Rohani explained that current models of avian influenza only take into account the direct transmission of the virus that occurs when infected waterfowl and shorebirds shed the virus in their feces and those nearby drink contaminated water. But research in the UGA College of Veterinary Medicine has revealed that some avian influenza viruses can persist in water for up to 150 days. So even when no infected birds are present, Rohani said, virus present in the water can trigger an outbreak. Models that only take into account direct transmission, he pointed out, would incorrectly conclude that there's no risk of an outbreak when no infected birds are present.
The viruses the researchers studied are known as low-pathogenicity viruses and do not infect humans. Low-path viruses only cause mild symptoms in birds but have the potential to swap genes and give rise to high pathogenicity viruses that can cause massive die-offs in poultry and--in rare cases--can infect humans. The H5N1 avian influenza virus, for example, has a 60 percent mortality rate in humans and is responsible for 262 deaths worldwide since 2003, according to the World Health Organization.

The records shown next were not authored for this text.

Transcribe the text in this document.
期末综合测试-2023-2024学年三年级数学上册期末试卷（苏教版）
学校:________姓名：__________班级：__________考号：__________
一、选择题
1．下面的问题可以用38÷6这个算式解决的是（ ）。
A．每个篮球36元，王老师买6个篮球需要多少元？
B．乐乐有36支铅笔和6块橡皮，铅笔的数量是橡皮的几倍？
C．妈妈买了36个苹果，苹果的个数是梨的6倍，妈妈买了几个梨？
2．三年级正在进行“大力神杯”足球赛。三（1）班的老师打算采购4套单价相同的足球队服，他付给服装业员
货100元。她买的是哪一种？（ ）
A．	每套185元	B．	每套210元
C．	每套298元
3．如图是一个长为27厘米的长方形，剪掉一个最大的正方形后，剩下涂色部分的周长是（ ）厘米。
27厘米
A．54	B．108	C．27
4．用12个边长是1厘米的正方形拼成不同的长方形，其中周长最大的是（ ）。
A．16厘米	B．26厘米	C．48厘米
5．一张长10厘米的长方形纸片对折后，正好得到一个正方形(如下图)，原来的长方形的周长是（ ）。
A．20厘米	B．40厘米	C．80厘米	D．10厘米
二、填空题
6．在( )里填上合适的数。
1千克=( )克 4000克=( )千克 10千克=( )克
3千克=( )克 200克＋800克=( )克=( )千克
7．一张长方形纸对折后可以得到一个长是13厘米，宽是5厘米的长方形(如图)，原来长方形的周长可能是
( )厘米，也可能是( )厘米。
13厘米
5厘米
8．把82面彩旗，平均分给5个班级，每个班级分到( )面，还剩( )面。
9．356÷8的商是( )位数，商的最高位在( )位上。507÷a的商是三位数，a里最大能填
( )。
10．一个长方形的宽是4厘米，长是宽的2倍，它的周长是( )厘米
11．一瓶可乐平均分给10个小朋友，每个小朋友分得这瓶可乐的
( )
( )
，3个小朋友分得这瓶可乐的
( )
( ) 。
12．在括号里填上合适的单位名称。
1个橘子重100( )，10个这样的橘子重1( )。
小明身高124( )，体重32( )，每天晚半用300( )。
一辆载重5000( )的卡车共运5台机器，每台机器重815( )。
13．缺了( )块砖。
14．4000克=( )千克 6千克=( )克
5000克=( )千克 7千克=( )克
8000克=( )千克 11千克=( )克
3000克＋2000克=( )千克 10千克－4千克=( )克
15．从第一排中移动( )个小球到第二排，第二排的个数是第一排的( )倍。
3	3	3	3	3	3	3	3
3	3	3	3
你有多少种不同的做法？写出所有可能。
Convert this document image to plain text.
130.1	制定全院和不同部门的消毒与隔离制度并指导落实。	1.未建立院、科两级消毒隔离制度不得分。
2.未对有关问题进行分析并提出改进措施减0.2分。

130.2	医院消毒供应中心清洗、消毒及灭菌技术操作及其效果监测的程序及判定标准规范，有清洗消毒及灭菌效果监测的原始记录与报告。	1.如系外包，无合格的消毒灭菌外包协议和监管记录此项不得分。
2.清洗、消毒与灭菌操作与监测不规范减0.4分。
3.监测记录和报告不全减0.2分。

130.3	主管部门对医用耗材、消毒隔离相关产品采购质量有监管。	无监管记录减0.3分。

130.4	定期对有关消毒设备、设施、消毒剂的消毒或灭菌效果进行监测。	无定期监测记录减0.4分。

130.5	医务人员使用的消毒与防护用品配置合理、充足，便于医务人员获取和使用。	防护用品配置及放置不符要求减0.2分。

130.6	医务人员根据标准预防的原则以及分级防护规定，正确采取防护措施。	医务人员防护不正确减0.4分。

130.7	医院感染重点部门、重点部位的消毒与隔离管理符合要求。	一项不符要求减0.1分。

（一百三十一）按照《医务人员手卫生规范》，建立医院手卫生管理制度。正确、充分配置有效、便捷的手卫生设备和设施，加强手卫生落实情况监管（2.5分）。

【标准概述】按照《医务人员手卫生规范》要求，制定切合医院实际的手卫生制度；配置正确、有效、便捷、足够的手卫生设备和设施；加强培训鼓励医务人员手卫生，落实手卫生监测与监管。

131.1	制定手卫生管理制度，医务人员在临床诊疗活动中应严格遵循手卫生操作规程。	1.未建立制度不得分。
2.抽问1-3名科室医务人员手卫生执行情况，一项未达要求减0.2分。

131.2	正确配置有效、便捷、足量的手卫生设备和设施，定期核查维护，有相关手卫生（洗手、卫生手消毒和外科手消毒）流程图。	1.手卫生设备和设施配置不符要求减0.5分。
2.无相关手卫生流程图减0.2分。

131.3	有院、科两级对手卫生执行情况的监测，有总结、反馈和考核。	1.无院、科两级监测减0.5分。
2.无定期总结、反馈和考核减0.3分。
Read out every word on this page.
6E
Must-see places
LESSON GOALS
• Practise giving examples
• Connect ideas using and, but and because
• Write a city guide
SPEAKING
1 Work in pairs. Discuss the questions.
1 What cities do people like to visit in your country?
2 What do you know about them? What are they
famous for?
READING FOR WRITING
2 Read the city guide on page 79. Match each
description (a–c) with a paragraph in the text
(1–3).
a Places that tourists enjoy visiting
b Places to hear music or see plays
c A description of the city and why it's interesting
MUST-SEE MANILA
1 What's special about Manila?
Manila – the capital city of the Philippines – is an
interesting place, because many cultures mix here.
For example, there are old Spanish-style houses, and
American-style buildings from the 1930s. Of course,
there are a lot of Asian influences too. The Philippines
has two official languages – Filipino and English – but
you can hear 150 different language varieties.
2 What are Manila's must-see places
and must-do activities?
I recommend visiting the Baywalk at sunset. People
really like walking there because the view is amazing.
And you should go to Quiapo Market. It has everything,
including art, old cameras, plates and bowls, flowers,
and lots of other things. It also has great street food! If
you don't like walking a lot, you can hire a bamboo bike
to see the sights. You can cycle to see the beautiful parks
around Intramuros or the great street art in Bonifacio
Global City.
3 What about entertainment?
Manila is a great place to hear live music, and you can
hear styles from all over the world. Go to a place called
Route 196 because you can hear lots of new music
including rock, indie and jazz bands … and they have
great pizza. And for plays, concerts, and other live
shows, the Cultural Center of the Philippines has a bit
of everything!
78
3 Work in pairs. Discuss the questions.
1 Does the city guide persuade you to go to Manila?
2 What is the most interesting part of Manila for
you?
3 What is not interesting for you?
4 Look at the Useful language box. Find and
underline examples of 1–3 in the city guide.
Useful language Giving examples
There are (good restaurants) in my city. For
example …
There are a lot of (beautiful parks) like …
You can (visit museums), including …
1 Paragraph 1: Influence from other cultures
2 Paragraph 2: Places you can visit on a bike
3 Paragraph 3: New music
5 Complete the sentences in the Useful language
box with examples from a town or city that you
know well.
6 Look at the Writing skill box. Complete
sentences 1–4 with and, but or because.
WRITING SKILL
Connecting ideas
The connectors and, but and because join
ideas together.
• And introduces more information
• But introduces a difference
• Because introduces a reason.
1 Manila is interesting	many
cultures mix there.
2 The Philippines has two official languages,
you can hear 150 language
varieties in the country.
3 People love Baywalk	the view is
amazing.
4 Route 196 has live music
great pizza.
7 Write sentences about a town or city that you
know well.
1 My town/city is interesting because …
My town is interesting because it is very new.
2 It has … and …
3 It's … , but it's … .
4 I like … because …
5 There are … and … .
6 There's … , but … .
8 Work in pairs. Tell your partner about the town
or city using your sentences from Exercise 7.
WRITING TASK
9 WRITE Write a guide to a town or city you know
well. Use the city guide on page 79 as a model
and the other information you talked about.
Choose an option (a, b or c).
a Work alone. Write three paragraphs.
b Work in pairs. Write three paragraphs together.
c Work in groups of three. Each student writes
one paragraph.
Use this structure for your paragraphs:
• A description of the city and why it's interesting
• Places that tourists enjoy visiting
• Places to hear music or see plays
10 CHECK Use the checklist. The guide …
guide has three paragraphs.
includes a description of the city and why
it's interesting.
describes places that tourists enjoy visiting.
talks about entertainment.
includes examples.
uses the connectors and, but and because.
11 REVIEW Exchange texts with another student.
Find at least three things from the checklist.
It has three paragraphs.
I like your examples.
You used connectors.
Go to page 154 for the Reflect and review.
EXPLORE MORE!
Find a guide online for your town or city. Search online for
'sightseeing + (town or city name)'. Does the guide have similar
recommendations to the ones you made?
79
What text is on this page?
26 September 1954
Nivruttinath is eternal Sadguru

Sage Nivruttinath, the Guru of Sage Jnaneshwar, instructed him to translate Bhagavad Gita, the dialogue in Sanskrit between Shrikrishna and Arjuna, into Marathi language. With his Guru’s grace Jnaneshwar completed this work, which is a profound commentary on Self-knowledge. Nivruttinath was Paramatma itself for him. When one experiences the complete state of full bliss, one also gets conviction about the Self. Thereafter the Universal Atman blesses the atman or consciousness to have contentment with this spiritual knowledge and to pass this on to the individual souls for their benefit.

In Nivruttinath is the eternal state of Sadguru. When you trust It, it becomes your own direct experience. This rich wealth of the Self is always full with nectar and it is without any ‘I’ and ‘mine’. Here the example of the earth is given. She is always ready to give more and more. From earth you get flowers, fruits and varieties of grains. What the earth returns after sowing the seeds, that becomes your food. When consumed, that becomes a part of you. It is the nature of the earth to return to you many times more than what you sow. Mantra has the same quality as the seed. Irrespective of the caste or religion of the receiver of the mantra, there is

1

"We need to understand low-path viruses because they are a storehouse of genetic variation that can give rise to new and potentially dangerous strains," said study co-author John Drake, assistant professor of ecology.
In addition to the environmental persistence of the virus, the team's model takes into account variables such as lake size and the rate at which infected birds recover to describe likely and worse case outbreak scenarios. The model also reveals that environmental transmission extends the duration of an outbreak by infecting birds that haven't come into contact with other birds yet have consumed contaminated water.
The data on the environmental persistence of avian influenza viruses comes from the lab of David Stallknecht, associate professor in the department of population health in the UGA College of Veterinary Medicine. In a study recently published in the journal Veterinary Microbiology, Stallknecht and lead author Justin Brown determined the persistence of 12 low-path avian influenza viruses under natural ranges of pH, salinity and temperature.
The researchers found that the duration of persistence varied widely among viruses, but that the viruses generally are most stable at a slightly basic pH, temperatures of less than 63 degrees Fahrenheit (17 degrees Celsius) and in fresh to slightly brackish water.
"The role of the environment in the transmission of avian influenza has been almost completely undefined, and that's what makes this research so exciting," said Brown, a post-doctoral researcher. "Migration and other factors relating to the biology of the avian host are still very important factors that drive the epidemiology of avian influenza, but now we can look at various environments and ask if they're better or worse for the transmission of avian influenza."